The Bradford Sensory Service Vision Impairment Team work with families throughout early years, school, further and higher education settings. They support families from the earliest diagnosis and referral to ensure there is a consistent pathway of support and teaching, and a clear development of the Visual Impairment (VI) specialist curriculum. Their outstanding contribution has seen them awarded the Regional Vision Impairment Quality Mark (Yorkshire and Humber).
Since 2009, ECL’s Sensory Team has been delivering a range of services for people who have sight, hearing or dual sensory loss across Essex. What makes this team stand out is the constant evolution of services to bridge gaps in provision and break down barriers, and its commitment to fully involving the people it aims to serve in all aspects of its work. Over a quarter of the ECL Sensory team are people with sensory impairments. This year the team also launched the Sensory Access Charter Mark, with the objective of developing a society where people with sensory impairments have the same access to services and businesses as everyone else.
The Hertfordshire Council's Sensory Services team have demonstrated a strong sense of commitment by continuously improving their skills and fostering a positive can-do attitude. As a result, they have been able to support their waiting list of service users with visual impairments. The team have also developed a specialist career progression scheme for rehab and deafblind workers, called the Sensory Career Progression scheme, which is unique in the sector.
Audrey is an ambassador for inclusion within the community of visually impaired people in Lancashire. Both a Seeing It My Way Co-ordinator at Galloways and an Eye Clinic Liaison Officer (ECLO) at various hospitals, Audrey provides front line support to people at different stages in their sight loss journey. Audrey works tirelessly to ensure each of her patients has access to the resources and assistance they need, directing them to specialist services if required.
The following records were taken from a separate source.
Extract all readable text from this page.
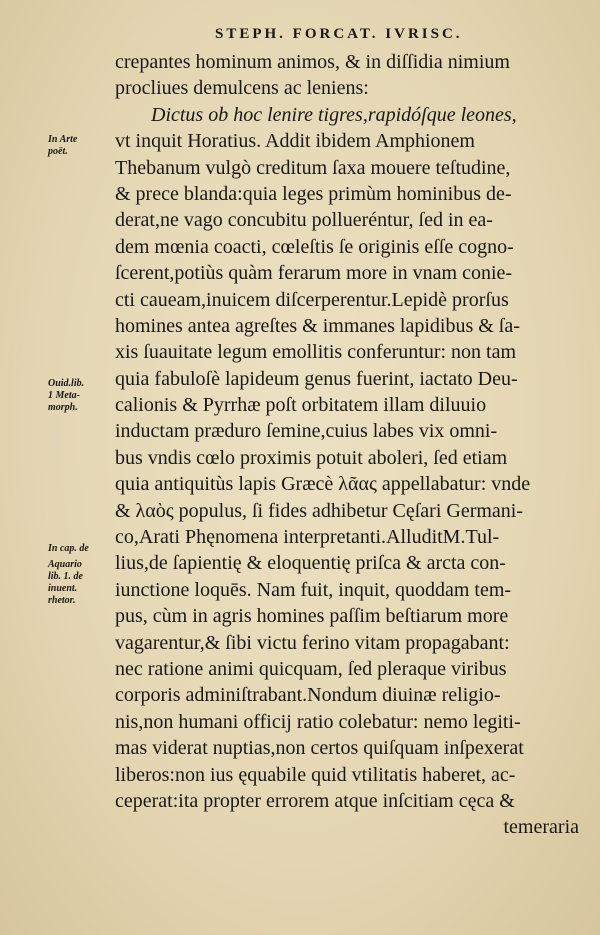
STEPH. FORCAT. IVRISC.
crepantes hominum animos, & in diſſidia nimium
procliues demulcens ac leniens:
Dictus ob hoc lenire tigres,rapidóſque leones,
vt inquit Horatius. Addit ibidem Amphionem
Thebanum vulgò creditum ſaxa mouere teſtudine,
& prece blanda:quia leges primùm hominibus de-
derat,ne vago concubitu pollueréntur, ſed in ea-
dem mœnia coacti, cœleſtis ſe originis eſſe cogno-
ſcerent,potiùs quàm ferarum more in vnam conie-
cti caueam,inuicem diſcerperentur.Lepidè prorſus
homines antea agreſtes & immanes lapidibus & ſa-
xis ſuauitate legum emollitis conferuntur: non tam
quia fabuloſè lapideum genus fuerint, iactato Deu-
calionis & Pyrrhæ poſt orbitatem illam diluuio
inductam præduro ſemine,cuius labes vix omni-
bus vndis cœlo proximis potuit aboleri, ſed etiam
quia antiquitùs lapis Græcè λᾶας appellabatur: vnde
& λαὸς populus, ſi fides adhibetur Cęſari Germani-
co,Arati Phęnomena interpretanti.AlluditM.Tul-
lius,de ſapientię & eloquentię priſca & arcta con-
iunctione loquēs. Nam fuit, inquit, quoddam tem-
pus, cùm in agris homines paſſim beſtiarum more
vagarentur,& ſibi victu ferino vitam propagabant:
nec ratione animi quicquam, ſed pleraque viribus
corporis adminiſtrabant.Nondum diuinæ religio-
nis,non humani officij ratio colebatur: nemo legiti-
mas viderat nuptias,non certos quiſquam inſpexerat
liberos:non ius ęquabile quid vtilitatis haberet, ac-
ceperat:ita propter errorem atque inſcitiam cęca &
temeraria
In Arte
poët.
Ouid.lib.
1 Meta-
morph.
In cap. de
Aquario
lib. 1. de
inuent.
rhetor.
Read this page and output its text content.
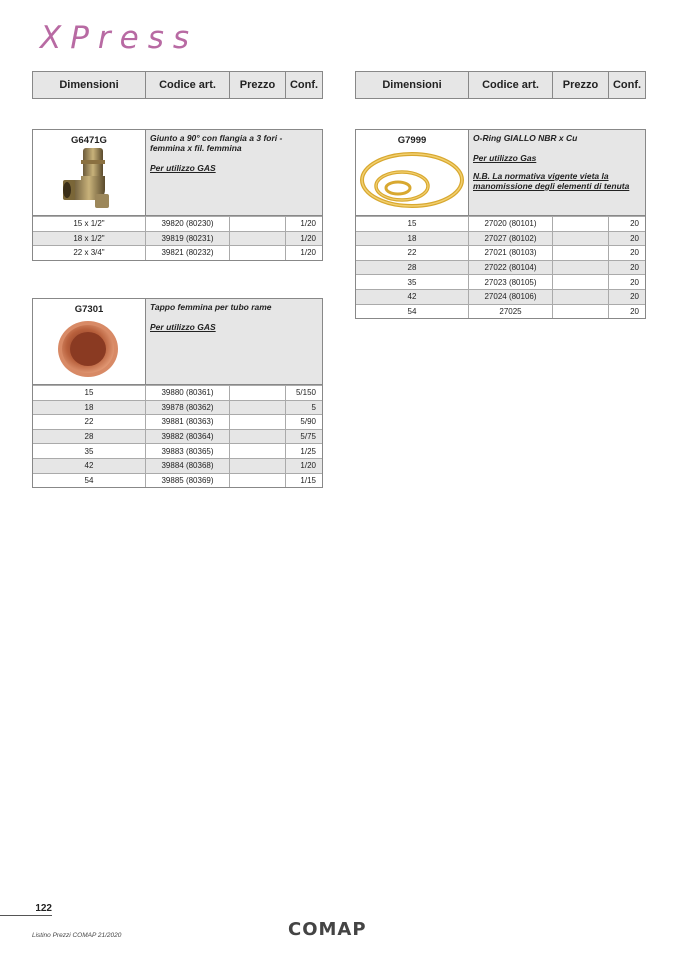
XPress
Dimensioni	Codice art.	Prezzo	Conf.	Dimensioni	Codice art.	Prezzo	Conf.
G6471G	Giunto a 90° con flangia a 3 fori - femmina x fil. femmina
Per utilizzo GAS
15 x 1/2"	39820 (80230)	1/20
18 x 1/2"	39819 (80231)	1/20
22 x 3/4"	39821 (80232)	1/20
G7301	Tappo femmina per tubo rame
Per utilizzo GAS
15	39880 (80361)	5/150
18	39878 (80362)	5
22	39881 (80363)	5/90
28	39882 (80364)	5/75
35	39883 (80365)	1/25
42	39884 (80368)	1/20
54	39885 (80369)	1/15
G7999	O-Ring GIALLO NBR x Cu
Per utilizzo Gas
N.B. La normativa vigente vieta la manomissione degli elementi di tenuta
15	27020 (80101)	20
18	27027 (80102)	20
22	27021 (80103)	20
28	27022 (80104)	20
35	27023 (80105)	20
42	27024 (80106)	20
54	27025	20
122
Listino Prezzi COMAP 21/2020	COMAP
Imran is a Specialist Registrar in Ophthalmology who has created a number of patient information videos to help patients understand their eye conditions. He was inspired to do this after becoming aware that even though many people are given a diagnosis which changes their life, they may not understand what their eye condition means, a situation which can be frightening. Imran created a website to host the videos that he wrote and edited himself.
Paul is a volunteer with Tandem Trekker – a tandem cycling club for people with visual impairments. Tandem Trekker enables many blind and partially sighted people to get out and ride in a safe and social environment, some for the first time since they lost their sight. As well as committing much of his time to the committee, Paul helps to organise and lead many of the rides. Paul’s guidance and support over the years has helped the club to grow and operate sustainably at an independent level.